When you’re creating your collage work, what kind of messages are you trying to convey?

Yeah. My art is figurative art, and I’m building off of more than a hundred years of history, of kind of a fashionable sensibility. I love the German expressionist art, like Egon Schiele. But I want to be modern, I want to be feminist, I want to be now.

So the women in my art, even the one I’m showing, Marilyn for example, are in charge of their moments. They’re strong but are also fully dimensional. So I try to honor and never objectify the women in the artwork.

What has been your single greatest challenge as an artist?

I’m always searching for the personal in each piece. You’re building and building, digging deeper and connecting it to the personal. And as I’ve just mentioned, I’m aware that I’m a man making images of women. These are images that fascinate me. It could be that since I’m a man, I want to pursue the art or the mystery of women. It’s also standing on the shoulders of all that art history, I suppose.

But in a way, it’s always pressing forward and keeping it personal. And digging deeper, personally. You’re never satisfied. I think even if there’s a success, it just unlocks the next question. So it’s a craving, and that can be a hard feeling. It’s exhausting, thrilling. But I’ve got to keep going, gotta keep ripping, you know? That’s the best I know.
Interview: Derek Gores, Dot Red

When choosing the exhibiting, do you prefer exhibiting yourself or working with representation?

I enjoy representing myself, I love meeting people. There are certainly advantages, and there are times when it’s nice to not produce the whole thing. For the last 10-15 years I’ve enjoyed doing everything, learning everything, trying everything.

But I’ve gotten to where I am now; currently building a team. You know, I just made my first full-time hire as a Director of Operations for my own collage incorporated essentially. And the fella just dropped off lunch, he’s here to help dismantle the show afterward.

So there’s that. We can do anything, but we can’t do everything. So I want to do more of the making, and the creating and the curating. I have another booth with some friends I curated in this show.

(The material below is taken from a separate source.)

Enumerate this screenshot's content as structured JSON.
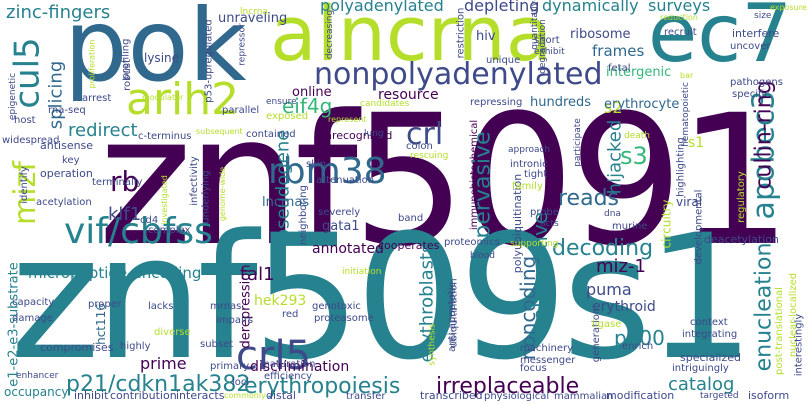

So it is helpful and lovely to have representation when you can find the right person who cares about it.

Explain how your collage work involves more than four corners, it involves dimension and space. Get me into the mindset of how you create with all these elements in mind.

You mentioned space, space has been a starting point for me all along. I used to sit at the foot of my stairs with my dad and try to get the perspective right on our staircase. And once I got good at accuracy, then it became exciting to bend things and mess with it.

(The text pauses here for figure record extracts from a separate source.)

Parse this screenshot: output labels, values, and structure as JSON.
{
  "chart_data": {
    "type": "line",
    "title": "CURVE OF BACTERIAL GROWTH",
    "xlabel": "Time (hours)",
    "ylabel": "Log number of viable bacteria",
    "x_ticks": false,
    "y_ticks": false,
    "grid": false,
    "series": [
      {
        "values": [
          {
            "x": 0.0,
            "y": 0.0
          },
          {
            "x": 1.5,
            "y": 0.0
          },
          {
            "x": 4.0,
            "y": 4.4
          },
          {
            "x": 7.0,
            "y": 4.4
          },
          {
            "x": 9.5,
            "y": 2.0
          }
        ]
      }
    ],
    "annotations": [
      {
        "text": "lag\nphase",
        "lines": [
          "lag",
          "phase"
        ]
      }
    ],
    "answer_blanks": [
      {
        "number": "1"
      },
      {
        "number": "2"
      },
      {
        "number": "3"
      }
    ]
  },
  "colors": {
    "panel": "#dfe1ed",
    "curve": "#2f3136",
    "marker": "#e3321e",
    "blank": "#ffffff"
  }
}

So most of my pieces have some kind of a depth play to it. Some illusion, something that you think is in the background, but it jumps out. Or you’ll notice some of the top layers are for the background. So I’m always looking for those twists.

Like if I were to take this ad here and rip it out, so now we see the bags. I could use this piece here to help define Marilyn’s leg. And I enjoy that it’s both her legs, but also it could be the big bags.

And I want that leap to happen of what you thought was the scale, and then it changes once you get up-close. It feels a little bit like a pleasant vertigo, pleasant sensory thing. That’s the kind of stuff that I’m looking at.

And here on the other side, something like that could make her elbow come out. And then before you know it, we’ve got some words that we weren’t expecting.

I’m always being open to the possibilities of what these scraps can add to the story. It ends up feeling kind of like a visual poem, where we can make associations from piece to piece. And you’d see them differently every day, your senses would combine a little differently every day.
This could also be used up here to form some of her hair. That’s kind of how I work, I pick up a piece at a time and it could go anywhere on there. Wherever it’s going to be the most interesting, like contribute to her form, but just enough surprise where your mind has to fight with it.

I like to think of it as kind of like the difference between what you do see, and what you think you see. It’s my psychedelic, art is my psychedelic.